Someone: i was going through my girlfriend's IE favorites
and guess wot i found?

Me: hahahaha
let me guess
asian prince
steven lim

Someone: YOUR FRIGGIN' QUOTES PAGE, the one that was contributed by ME
you bitch

***

My writing tutor was saying how in an essay you need a thesis, just as how in a movie you need a plot.

I then told a classmate: "Spirited Away".


My sister wrote a paper in 1994 about the difference between the American writing style and the non-American writing style.

She said American essays are like symphonies and sonatas - subject, exposition and then resolution, while non-American essays are like fugues - everything is going on at the same time, but there is an order in there.

***

David's Daily Diversions

"The ban on fox hunting will not stop the killing of foxes. Foxes may still be killed with guns. They are, after all, pests. Until the Labour parliamentary mob completely run all the farmers out of business (and they are working hard at it) foxes will still kill livestock. They just may not be killed by hounds. This will put thousands of hounds out of work.

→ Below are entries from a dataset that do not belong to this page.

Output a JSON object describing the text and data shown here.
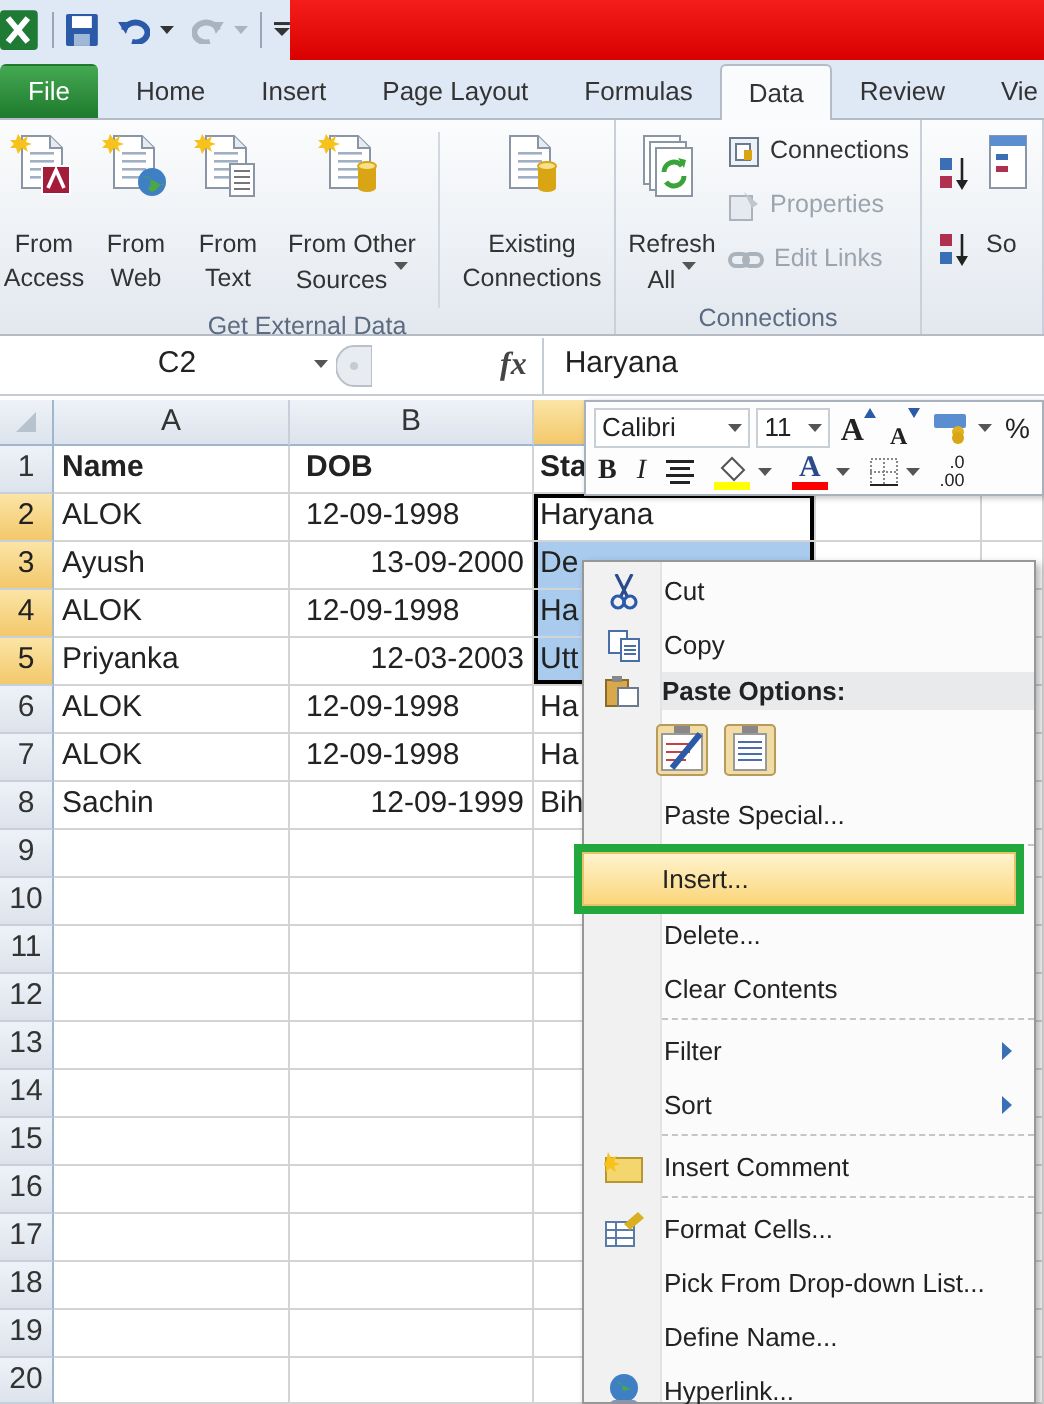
{
  "tabs": [
    {
      "label": "File",
      "kind": "file",
      "selected": false
    },
    {
      "label": "Home",
      "kind": "tab",
      "selected": false
    },
    {
      "label": "Insert",
      "kind": "tab",
      "selected": false
    },
    {
      "label": "Page Layout",
      "kind": "tab",
      "selected": false
    },
    {
      "label": "Formulas",
      "kind": "tab",
      "selected": false
    },
    {
      "label": "Data",
      "kind": "tab",
      "selected": true
    },
    {
      "label": "Review",
      "kind": "tab",
      "selected": false
    },
    {
      "label": "Vie",
      "kind": "tab",
      "selected": false
    }
  ],
  "ribbon": {
    "groups": [
      {
        "label": "Get External Data",
        "buttons": [
          {
            "kind": "access",
            "label": "From Access",
            "dropdown": false
          },
          {
            "kind": "web",
            "label": "From Web",
            "dropdown": false
          },
          {
            "kind": "text",
            "label": "From Text",
            "dropdown": false
          },
          {
            "kind": "other_sources",
            "label": "From Other Sources",
            "dropdown": true
          },
          {
            "kind": "existing",
            "label": "Existing Connections",
            "dropdown": false,
            "separator_before": true
          }
        ]
      },
      {
        "label": "Connections",
        "buttons": [
          {
            "kind": "refresh",
            "label": "Refresh All",
            "dropdown": true
          }
        ],
        "small_buttons": [
          {
            "kind": "connections",
            "label": "Connections",
            "disabled": false
          },
          {
            "kind": "properties",
            "label": "Properties",
            "disabled": true
          },
          {
            "kind": "edit_links",
            "label": "Edit Links",
            "disabled": true
          }
        ]
      },
      {
        "buttons": [
          {
            "kind": "sort_ascending"
          },
          {
            "kind": "sort_descending"
          },
          {
            "kind": "sort",
            "label": "So"
          }
        ]
      }
    ]
  },
  "formula_bar": {
    "name_box": "C2",
    "function_label": "fx",
    "value": "Haryana"
  },
  "sheet": {
    "columns": [
      {
        "label": "A",
        "selected": false
      },
      {
        "label": "B",
        "selected": false
      },
      {
        "selected": true
      }
    ],
    "rows": [
      {
        "label": "1",
        "selected": false,
        "bold": true,
        "cells": [
          {
            "text": "Name"
          },
          {
            "text": "DOB",
            "right_aligned": false
          },
          {
            "text": "Sta"
          }
        ]
      },
      {
        "label": "2",
        "selected": true,
        "cells": [
          {
            "text": "ALOK"
          },
          {
            "text": "12-09-1998",
            "right_aligned": false
          },
          {
            "text": "Haryana",
            "active": true,
            "in_selection": true
          }
        ]
      },
      {
        "label": "3",
        "selected": true,
        "cells": [
          {
            "text": "Ayush"
          },
          {
            "text": "13-09-2000",
            "right_aligned": true
          },
          {
            "text": "De",
            "active": false,
            "in_selection": true
          }
        ]
      },
      {
        "label": "4",
        "selected": true,
        "cells": [
          {
            "text": "ALOK"
          },
          {
            "text": "12-09-1998",
            "right_aligned": false
          },
          {
            "text": "Ha",
            "active": false,
            "in_selection": true
          }
        ]
      },
      {
        "label": "5",
        "selected": true,
        "cells": [
          {
            "text": "Priyanka"
          },
          {
            "text": "12-03-2003",
            "right_aligned": true
          },
          {
            "text": "Utt",
            "active": false,
            "in_selection": true
          }
        ]
      },
      {
        "label": "6",
        "selected": false,
        "cells": [
          {
            "text": "ALOK"
          },
          {
            "text": "12-09-1998",
            "right_aligned": false
          },
          {
            "text": "Ha"
          }
        ]
      },
      {
        "label": "7",
        "selected": false,
        "cells": [
          {
            "text": "ALOK"
          },
          {
            "text": "12-09-1998",
            "right_aligned": false
          },
          {
            "text": "Ha"
          }
        ]
      },
      {
        "label": "8",
        "selected": false,
        "cells": [
          {
            "text": "Sachin"
          },
          {
            "text": "12-09-1999",
            "right_aligned": true
          },
          {
            "text": "Bih"
          }
        ]
      },
      {
        "label": "9",
        "selected": false
      },
      {
        "label": "10",
        "selected": false
      },
      {
        "label": "11",
        "selected": false
      },
      {
        "label": "12",
        "selected": false
      },
      {
        "label": "13",
        "selected": false
      },
      {
        "label": "14",
        "selected": false
      },
      {
        "label": "15",
        "selected": false
      },
      {
        "label": "16",
        "selected": false
      },
      {
        "label": "17",
        "selected": false
      },
      {
        "label": "18",
        "selected": false
      },
      {
        "label": "19",
        "selected": false
      },
      {
        "label": "20",
        "selected": false
      }
    ]
  },
  "mini_toolbar": {
    "font": "Calibri",
    "size": "11",
    "row_1": [
      {
        "kind": "grow_font",
        "label": "A"
      },
      {
        "kind": "shrink_font",
        "label": "A"
      },
      {
        "kind": "accounting"
      },
      {
        "kind": "percent",
        "label": "%"
      }
    ],
    "row_2": [
      {
        "kind": "bold",
        "label": "B"
      },
      {
        "kind": "italic",
        "label": "I"
      },
      {
        "kind": "center"
      },
      {
        "kind": "fill_color",
        "color": "#ffff00"
      },
      {
        "kind": "font_color",
        "label": "A",
        "color": "#ff0000"
      },
      {
        "kind": "borders"
      },
      {
        "kind": "increase_decimal",
        "label": ".0",
        "label_2": ".00"
      }
    ]
  },
  "context_menu": {
    "items": [
      {
        "kind": "cut",
        "label": "Cut",
        "selected": false
      },
      {
        "kind": "copy",
        "label": "Copy",
        "selected": false
      },
      {
        "kind": "header",
        "label": "Paste Options:"
      },
      {
        "kind": "paste_icons"
      },
      {
        "kind": "item",
        "label": "Paste Special...",
        "selected": false
      },
      {
        "kind": "separator"
      },
      {
        "kind": "item",
        "label": "Insert...",
        "selected": true,
        "outlined": true
      },
      {
        "kind": "item",
        "label": "Delete...",
        "selected": false
      },
      {
        "kind": "item",
        "label": "Clear Contents",
        "selected": false
      },
      {
        "kind": "separator"
      },
      {
        "kind": "item",
        "label": "Filter",
        "selected": false,
        "submenu": true
      },
      {
        "kind": "item",
        "label": "Sort",
        "selected": false,
        "submenu": true
      },
      {
        "kind": "separator"
      },
      {
        "kind": "comment",
        "label": "Insert Comment",
        "selected": false
      },
      {
        "kind": "separator"
      },
      {
        "kind": "format",
        "label": "Format Cells...",
        "selected": false
      },
      {
        "kind": "item",
        "label": "Pick From Drop-down List...",
        "selected": false
      },
      {
        "kind": "item",
        "label": "Define Name...",
        "selected": false
      },
      {
        "kind": "hyperlink",
        "label": "Hyperlink...",
        "selected": false
      }
    ]
  }
}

What happens to thousands of hounds out of work? They will have to be put down. So all the foxes will still be killed and now so will the hounds. And what of the jobs that depend on foxhunting? Those people will be at the local Job Centre claiming the tax money paid by the toffs, rather than being paid wages from the toffs. And they will no longer be paying any taxes, since they no longer earn a living."

***

"And no, it's not just your imagination. Underwear companies note that Singapore women are becoming bustier. Five years ago, the average size was 34A. Today, it is 34B." (Ginnie Teo. “Uplift, upsize, upgrade.”, The Straits Times, October 19, 2003)

See? It's not just my imagination! Must be all the bust enhancement treatments Singaporean women are going for.

The essay I'm writing on bust enhancement isn't as fun as I thought it would be (since I have to make it relevant for my purposes), but reading past ST articles on bust enhancement is still helluva amusing.


The ST (which can stand for whatever you want it to stand for) has made up a quote again!

Luther has been quoted as saying: "You are a geek only when you don't have varied interests" when in fact he never said anything of the sort, ie He was not paraphrased, but had words put into his mouth.

I just knew this would happen again. So much for the responsible reporting that we have in a society imbued with Asian Values.

Maybe I should start reading the ST again so I can pick out all these things. Then again I'd rather spend my time more enjoyably and productively finishing Power Rangers Turbo.